Au fond d’elle, Liitzia appréhendait la responsabilité que lui faisait porter la princesse. Elle se sentait flattée, et honorée, et comptait prendre son rôle au sérieux. La volonté de bien représenter Folispil et les réfugiés d’Aarkhis surpassait tout. Mais elle s’inquiétait plutôt de sa capacité à supporter son rôle, et de bien faire. Il lui était difficile de ne aps douter d’elle-même. De plus, la perspective de rester à Akisroc pendant de longues périodes ne l’enchantait guère. Ce qu’elle avait pu y voir lors de son premier passage n’arrangeait rien. La cité capitale ne lui avait pas laissé une bonne impression.
Lorsqu’elle quitta le palais de la princesse, et qu’elle laissa derrière elle tous ses proches, un grand chagrin la gagna. Elle ne rentrerait pas au pays avant dix mois. Une période très longue. Les derniers échanges furent difficiles pour elle. Elle ne put s’empêcher de pleurer. Pendant la majorité du chemin vers Akisroc, elle regardait le paysage défiler, les yeux vides, ne parvenant pas à laisser aussi derrière elle sa peine. Le temps maussade n’arrangeait d’ailleurs rien. Un voyage de quelques jours qui avait été égrainé par la pluie, le vent, et les nuages gris. Rien pour afficher un petit sourire sur le visage triste de Liitzia.

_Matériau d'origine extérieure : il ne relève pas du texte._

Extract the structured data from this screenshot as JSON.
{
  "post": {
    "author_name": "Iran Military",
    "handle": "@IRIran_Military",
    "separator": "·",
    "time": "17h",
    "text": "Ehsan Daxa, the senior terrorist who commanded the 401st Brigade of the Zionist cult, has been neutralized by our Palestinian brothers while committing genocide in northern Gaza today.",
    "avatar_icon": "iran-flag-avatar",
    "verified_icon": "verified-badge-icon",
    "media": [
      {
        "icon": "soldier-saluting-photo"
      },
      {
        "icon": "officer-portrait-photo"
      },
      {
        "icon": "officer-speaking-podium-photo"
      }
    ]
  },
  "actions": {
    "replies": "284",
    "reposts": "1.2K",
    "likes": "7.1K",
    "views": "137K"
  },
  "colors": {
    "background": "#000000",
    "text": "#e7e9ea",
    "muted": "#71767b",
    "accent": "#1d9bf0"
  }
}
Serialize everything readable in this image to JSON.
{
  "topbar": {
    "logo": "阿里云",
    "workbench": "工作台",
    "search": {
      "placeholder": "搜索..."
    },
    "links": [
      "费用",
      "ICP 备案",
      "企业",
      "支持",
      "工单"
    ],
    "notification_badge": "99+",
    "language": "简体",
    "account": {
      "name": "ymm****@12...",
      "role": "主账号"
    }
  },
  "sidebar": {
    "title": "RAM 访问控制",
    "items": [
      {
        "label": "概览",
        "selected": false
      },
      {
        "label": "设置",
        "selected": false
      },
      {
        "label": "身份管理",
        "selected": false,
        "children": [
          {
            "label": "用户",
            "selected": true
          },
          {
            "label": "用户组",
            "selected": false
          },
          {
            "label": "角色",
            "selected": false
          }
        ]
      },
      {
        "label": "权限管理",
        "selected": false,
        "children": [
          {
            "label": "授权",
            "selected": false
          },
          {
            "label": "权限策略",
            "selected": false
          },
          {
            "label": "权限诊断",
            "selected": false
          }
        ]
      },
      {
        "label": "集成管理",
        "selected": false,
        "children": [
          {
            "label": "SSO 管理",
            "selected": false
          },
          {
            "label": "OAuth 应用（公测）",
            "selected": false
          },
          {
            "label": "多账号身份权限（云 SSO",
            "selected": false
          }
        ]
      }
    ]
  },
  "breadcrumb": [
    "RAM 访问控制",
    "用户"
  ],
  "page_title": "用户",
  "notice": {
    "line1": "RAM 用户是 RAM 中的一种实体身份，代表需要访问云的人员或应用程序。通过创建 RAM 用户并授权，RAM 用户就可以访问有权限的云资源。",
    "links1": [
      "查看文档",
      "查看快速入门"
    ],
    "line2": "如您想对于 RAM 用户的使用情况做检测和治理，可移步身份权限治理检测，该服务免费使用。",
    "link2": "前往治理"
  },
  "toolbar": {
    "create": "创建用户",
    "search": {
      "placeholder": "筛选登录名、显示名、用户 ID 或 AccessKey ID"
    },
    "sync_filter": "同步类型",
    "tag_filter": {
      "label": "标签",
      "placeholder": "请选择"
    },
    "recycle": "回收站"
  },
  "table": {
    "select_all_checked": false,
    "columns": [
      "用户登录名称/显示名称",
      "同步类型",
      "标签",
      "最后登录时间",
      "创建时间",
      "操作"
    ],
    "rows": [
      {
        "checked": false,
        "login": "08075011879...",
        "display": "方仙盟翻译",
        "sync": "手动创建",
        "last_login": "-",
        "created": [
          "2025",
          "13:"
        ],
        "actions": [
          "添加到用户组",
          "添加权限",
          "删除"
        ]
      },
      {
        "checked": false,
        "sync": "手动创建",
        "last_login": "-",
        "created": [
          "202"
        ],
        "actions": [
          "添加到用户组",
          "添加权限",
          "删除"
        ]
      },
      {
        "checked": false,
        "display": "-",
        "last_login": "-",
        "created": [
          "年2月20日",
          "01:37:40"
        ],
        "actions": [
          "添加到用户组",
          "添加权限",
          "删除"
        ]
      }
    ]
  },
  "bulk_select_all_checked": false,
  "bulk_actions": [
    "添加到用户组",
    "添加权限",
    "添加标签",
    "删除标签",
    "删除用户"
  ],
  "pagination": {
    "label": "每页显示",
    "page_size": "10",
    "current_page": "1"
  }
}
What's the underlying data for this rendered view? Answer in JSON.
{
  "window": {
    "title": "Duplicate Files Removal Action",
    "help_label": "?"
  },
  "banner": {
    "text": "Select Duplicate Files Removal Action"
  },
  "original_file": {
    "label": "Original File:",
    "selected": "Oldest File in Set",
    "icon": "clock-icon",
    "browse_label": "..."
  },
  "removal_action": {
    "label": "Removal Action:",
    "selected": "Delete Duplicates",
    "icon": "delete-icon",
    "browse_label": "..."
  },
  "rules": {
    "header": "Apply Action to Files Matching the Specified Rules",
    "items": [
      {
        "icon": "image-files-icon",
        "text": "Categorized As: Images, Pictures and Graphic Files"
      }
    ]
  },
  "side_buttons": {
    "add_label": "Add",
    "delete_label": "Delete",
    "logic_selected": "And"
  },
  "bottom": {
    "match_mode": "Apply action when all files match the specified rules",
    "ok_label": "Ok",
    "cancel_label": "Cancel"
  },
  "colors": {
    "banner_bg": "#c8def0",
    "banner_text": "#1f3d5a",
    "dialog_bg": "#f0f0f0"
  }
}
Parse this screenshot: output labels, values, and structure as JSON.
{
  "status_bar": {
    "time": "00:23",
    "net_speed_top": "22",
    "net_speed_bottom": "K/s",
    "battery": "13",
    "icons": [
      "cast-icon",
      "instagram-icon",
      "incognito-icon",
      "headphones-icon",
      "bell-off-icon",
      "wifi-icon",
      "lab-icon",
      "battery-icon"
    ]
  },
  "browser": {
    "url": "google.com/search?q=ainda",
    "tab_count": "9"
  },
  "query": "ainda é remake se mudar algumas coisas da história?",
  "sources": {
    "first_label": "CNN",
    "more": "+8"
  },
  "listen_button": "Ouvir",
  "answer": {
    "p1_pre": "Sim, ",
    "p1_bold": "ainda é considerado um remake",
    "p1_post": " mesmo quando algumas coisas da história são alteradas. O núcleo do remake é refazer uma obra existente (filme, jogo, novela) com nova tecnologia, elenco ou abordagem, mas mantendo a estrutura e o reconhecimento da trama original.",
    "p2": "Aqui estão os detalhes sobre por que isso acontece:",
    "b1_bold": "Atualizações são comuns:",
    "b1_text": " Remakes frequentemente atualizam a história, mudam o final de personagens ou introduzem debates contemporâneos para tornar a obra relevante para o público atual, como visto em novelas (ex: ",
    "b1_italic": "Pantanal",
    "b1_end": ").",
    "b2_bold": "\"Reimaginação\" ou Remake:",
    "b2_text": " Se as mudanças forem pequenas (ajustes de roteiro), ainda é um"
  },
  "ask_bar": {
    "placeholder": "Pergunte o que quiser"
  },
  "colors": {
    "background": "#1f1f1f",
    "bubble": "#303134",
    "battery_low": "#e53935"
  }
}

Enfin, ils arrivèrent. Le carrosse traversa la sinistre porte de la cité. Par temps de pluie, elle semblait encore plus austère et sordide que de coutume. Elle referma les rideaux de son carrosse, pour ne plus voir dehors, au moins jusqu’à leur arrivée. Le malaise la gagnait déjà. La sinistrose que dégageait Akisroc dépassait tout ce qu’elle avait pu voir par le passé. Le véhicule s’arrêta alors. Liitzia attendit un long moment avant de descendre. Elle voulait déjà rentrer en Folispil et quitter cette ville nauséabonde. Pourtant, elle ne pouvait pas. Après un long moment, alors que les gardes qui l’accompagnaient attendaient, elle sortit sous la pluie. Elle courra vers le paravent devant l’immense bâtiment.
« - Alors c’est ça le bâtiment E, section quatre dans l’allée vingt sept. Charmant ! »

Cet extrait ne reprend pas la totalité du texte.